Fastai RNNLearner.classifier wrong size of head of classifier

StatisticDean · October 25, 2018, 8:51am

Hi,
Yesterday, i made the following PR on github :

As Jeremy pointed out, there was not enough information in my PR. So I decided to make this post to be more precise about the issue. I created a notebook to reproduce the issue, you can find it on this link : https://github.com/StatisticDean/fastai_notebook_bug_n_labels/blob/master/example.ipynb

The issue is the following. Let’s imagine that you’re dealing with a multilabel/multiclass text classification problem, and that your dataset has one column for each label. When creating a TextClasDataBunch, you can specify the number of labels, but when creating the RNNLearner.classifier, you have an error. Your classifier head is made for two labels.

You can easily see in the source code(in text/learner.py) where the error is coming from, the size of the output layer of the classifier is n_class where :
n_class = (len(ds.classes) if (not is_listy(lbl) or (len(lbl) == 1))
else len(lbl))
and ds = data.train_ds where data is your data_bunch and lbl = ds.labels[0]

As you can see in the example in my notebook, the labels are in an array, not a list, and so
n_class = len(ds.classes)

And ds.classes has only two elements, this is because in text/data.py, when creating a TextDataSet, if classes is not specified or not in files, then :

self.classes = np.unique(self.labels)

and since our labels are only 0 and 1, this has size 2.

There are multiple fixes possible for that :

Change the initialization of classes in TextDataSet when not specified, so it can have the right size when there is one column by label.
Accept array type of lbl when choosing n_class
Add a n_labels attribute to either TextDataSet Class or TextClasDataBunch Class and uses it in the classifier.

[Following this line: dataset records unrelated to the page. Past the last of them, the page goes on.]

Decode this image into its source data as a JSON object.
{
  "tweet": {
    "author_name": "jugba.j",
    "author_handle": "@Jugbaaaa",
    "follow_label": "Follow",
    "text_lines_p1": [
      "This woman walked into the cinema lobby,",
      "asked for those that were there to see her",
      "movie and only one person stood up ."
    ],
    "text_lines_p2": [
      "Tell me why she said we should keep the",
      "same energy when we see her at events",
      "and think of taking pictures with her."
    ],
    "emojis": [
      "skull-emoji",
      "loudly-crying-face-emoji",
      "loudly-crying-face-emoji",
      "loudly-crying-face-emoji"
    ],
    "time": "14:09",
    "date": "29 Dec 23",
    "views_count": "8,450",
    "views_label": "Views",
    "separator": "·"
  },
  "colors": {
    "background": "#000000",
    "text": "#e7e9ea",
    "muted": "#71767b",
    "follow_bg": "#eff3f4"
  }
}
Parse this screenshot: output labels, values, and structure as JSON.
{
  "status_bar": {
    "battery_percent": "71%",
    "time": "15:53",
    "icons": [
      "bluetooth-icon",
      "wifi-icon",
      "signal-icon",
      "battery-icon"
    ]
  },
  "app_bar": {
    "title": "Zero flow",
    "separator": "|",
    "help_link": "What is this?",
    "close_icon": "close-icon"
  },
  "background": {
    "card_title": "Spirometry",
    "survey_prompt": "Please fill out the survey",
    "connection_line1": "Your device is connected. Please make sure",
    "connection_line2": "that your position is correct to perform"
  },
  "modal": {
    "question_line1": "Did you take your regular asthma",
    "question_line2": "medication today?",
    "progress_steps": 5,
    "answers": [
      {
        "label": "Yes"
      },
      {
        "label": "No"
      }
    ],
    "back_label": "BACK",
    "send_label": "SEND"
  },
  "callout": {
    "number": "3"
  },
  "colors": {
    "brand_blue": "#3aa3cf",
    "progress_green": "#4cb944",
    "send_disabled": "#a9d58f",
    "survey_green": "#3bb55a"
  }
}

The last fixes seemed the most natural to me, and that’s what I submitted in my PR.
I would love to hear your thoughts about this issue and about the best fix for it.

sgugger · October 25, 2018, 1:52pm

My preference would always be to infer the number of labels from the data instead of asking the user to pass another attribute. Maybe the problem lies in the is_listy() test and it needs something more general like isinstance(...,Iterable)? A numpy array would pass that test.

jeremy · October 25, 2018, 2:15pm

We actually just closed a PR suggesting that - it would break our code. If we want to test somewhere whether something is iterable, we should simply use isinstance(o,Iterable) or similar.

sgugger · October 25, 2018, 2:18pm

I didn’t suggest to change the code inside is_listy, merely to not use is_listy in this instance

navjots · October 27, 2018, 3:23am

I have opened up a consolidated PR for this - https://github.com/fastai/fastai/pull/984
having both

the test showing what was working before, and what wasn’t
and the fix

fix is debatable - (a lot of things could be Iterable) - but I guess this is the cleanest/minimal change
(and we can think about it if it does create a problem in future)